Your Productivity Stack Task List

Before Part 2

  • Name your current weakest layer. Be honest: is it the machine, the toolkit, the workflow, the knowledge base, your project load, or automation?
  • Resist starting at the top. If your instinct was “I need an AI agent,” that’s usually a sign a lower layer is broken.
  • Set up the two plain-text files you’ll use all series: one skills.md and one project-instructions note. Empty is fine; you’ll fill them as you go.
  • If you don’t already keep one, start an anti-library list (a single sheet, one row per book, a topic tag in column B).
  • If your systems keep collapsing for behavioural reasons, read Behavioral Change Part 1 before continuing here.

Sources & references

Footnotes

  1. Tiago Forte, “The Hierarchy of Productivity Systems” / Forte Labs productivity pyramid. The original five-tier model (digital fluency, task management, habit formation, personal knowledge management, just-in-time project management) is the basis adapted and renamed throughout this series. The roots of the task-management layer trace to David Allen, Getting Things Done (2001), whose capture–clarify–organise–reflect–engage loop this series renames “Execute” at the final step.

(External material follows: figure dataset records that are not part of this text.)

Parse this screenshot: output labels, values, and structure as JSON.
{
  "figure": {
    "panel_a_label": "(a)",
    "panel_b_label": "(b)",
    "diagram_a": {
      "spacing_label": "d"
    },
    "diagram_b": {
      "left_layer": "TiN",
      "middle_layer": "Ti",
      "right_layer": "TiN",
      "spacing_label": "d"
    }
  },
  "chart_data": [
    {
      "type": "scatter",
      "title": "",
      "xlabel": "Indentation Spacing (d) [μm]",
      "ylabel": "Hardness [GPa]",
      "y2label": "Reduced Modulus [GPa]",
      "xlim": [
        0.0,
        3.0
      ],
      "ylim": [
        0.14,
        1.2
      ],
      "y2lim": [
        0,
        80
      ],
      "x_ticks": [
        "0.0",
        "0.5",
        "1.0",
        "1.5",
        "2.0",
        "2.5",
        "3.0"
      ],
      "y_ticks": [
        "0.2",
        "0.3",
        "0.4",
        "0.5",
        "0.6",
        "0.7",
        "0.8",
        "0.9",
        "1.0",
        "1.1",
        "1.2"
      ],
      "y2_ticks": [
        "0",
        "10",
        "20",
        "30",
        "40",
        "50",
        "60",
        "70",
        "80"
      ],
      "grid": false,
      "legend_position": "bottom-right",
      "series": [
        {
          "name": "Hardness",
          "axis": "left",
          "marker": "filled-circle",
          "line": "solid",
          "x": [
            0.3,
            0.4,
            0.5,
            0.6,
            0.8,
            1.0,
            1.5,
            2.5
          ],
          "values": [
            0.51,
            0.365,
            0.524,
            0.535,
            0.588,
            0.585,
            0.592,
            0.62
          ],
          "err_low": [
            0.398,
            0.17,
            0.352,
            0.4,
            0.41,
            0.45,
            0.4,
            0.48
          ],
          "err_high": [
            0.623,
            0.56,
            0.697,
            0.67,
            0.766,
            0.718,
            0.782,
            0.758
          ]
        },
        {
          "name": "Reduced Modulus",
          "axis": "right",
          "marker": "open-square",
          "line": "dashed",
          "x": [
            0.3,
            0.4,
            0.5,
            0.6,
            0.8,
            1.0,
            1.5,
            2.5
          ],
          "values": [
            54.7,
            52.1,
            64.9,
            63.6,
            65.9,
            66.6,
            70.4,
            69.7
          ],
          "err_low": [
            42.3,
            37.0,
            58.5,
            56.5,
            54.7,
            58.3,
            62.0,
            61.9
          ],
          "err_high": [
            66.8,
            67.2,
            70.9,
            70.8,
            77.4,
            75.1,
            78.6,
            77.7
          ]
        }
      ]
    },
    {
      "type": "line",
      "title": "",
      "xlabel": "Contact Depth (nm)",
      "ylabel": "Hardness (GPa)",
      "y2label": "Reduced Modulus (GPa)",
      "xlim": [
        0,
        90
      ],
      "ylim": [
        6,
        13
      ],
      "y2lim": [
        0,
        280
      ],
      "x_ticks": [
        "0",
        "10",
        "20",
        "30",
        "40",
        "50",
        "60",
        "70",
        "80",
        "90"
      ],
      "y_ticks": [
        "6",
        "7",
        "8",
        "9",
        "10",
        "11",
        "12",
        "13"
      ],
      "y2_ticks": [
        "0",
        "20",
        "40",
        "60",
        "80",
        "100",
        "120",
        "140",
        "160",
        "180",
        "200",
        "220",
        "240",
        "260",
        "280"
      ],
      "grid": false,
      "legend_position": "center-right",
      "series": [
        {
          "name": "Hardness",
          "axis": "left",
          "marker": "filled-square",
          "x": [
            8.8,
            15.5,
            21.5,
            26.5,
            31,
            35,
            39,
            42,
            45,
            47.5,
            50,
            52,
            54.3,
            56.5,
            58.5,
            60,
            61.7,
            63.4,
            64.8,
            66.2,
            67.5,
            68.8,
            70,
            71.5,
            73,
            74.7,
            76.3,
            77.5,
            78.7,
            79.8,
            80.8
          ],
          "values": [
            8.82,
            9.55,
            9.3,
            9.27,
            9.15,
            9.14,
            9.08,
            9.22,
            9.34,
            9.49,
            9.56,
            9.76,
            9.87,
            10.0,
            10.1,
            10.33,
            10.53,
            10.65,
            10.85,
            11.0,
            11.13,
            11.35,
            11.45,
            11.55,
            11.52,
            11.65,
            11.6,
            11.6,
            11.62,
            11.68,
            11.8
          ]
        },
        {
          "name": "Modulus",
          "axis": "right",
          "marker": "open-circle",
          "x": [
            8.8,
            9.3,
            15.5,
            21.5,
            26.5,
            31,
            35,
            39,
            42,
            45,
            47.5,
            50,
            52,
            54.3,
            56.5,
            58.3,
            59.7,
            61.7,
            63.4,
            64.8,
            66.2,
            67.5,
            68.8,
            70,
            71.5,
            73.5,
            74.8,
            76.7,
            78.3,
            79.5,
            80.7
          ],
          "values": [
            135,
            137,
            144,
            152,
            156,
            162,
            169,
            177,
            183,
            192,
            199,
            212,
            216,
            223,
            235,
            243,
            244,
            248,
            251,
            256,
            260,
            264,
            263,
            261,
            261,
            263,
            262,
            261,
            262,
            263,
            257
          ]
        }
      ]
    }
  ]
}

  2. Tiago Forte, Building a Second Brain (2022). Source of the PARA method and Progressive Summarisation, both kept in this series (Part 4). The “second brain” framing itself is the one term deliberately replaced here with “Operating System.”

  3. The “anti-library” comes from Nassim Nicholas Taleb, The Black Swan (2007), describing Umberto Eco’s unread-books collection as a research tool rather than a trophy shelf: the value of a library is in what it lets you reach for, not in what you’ve already read.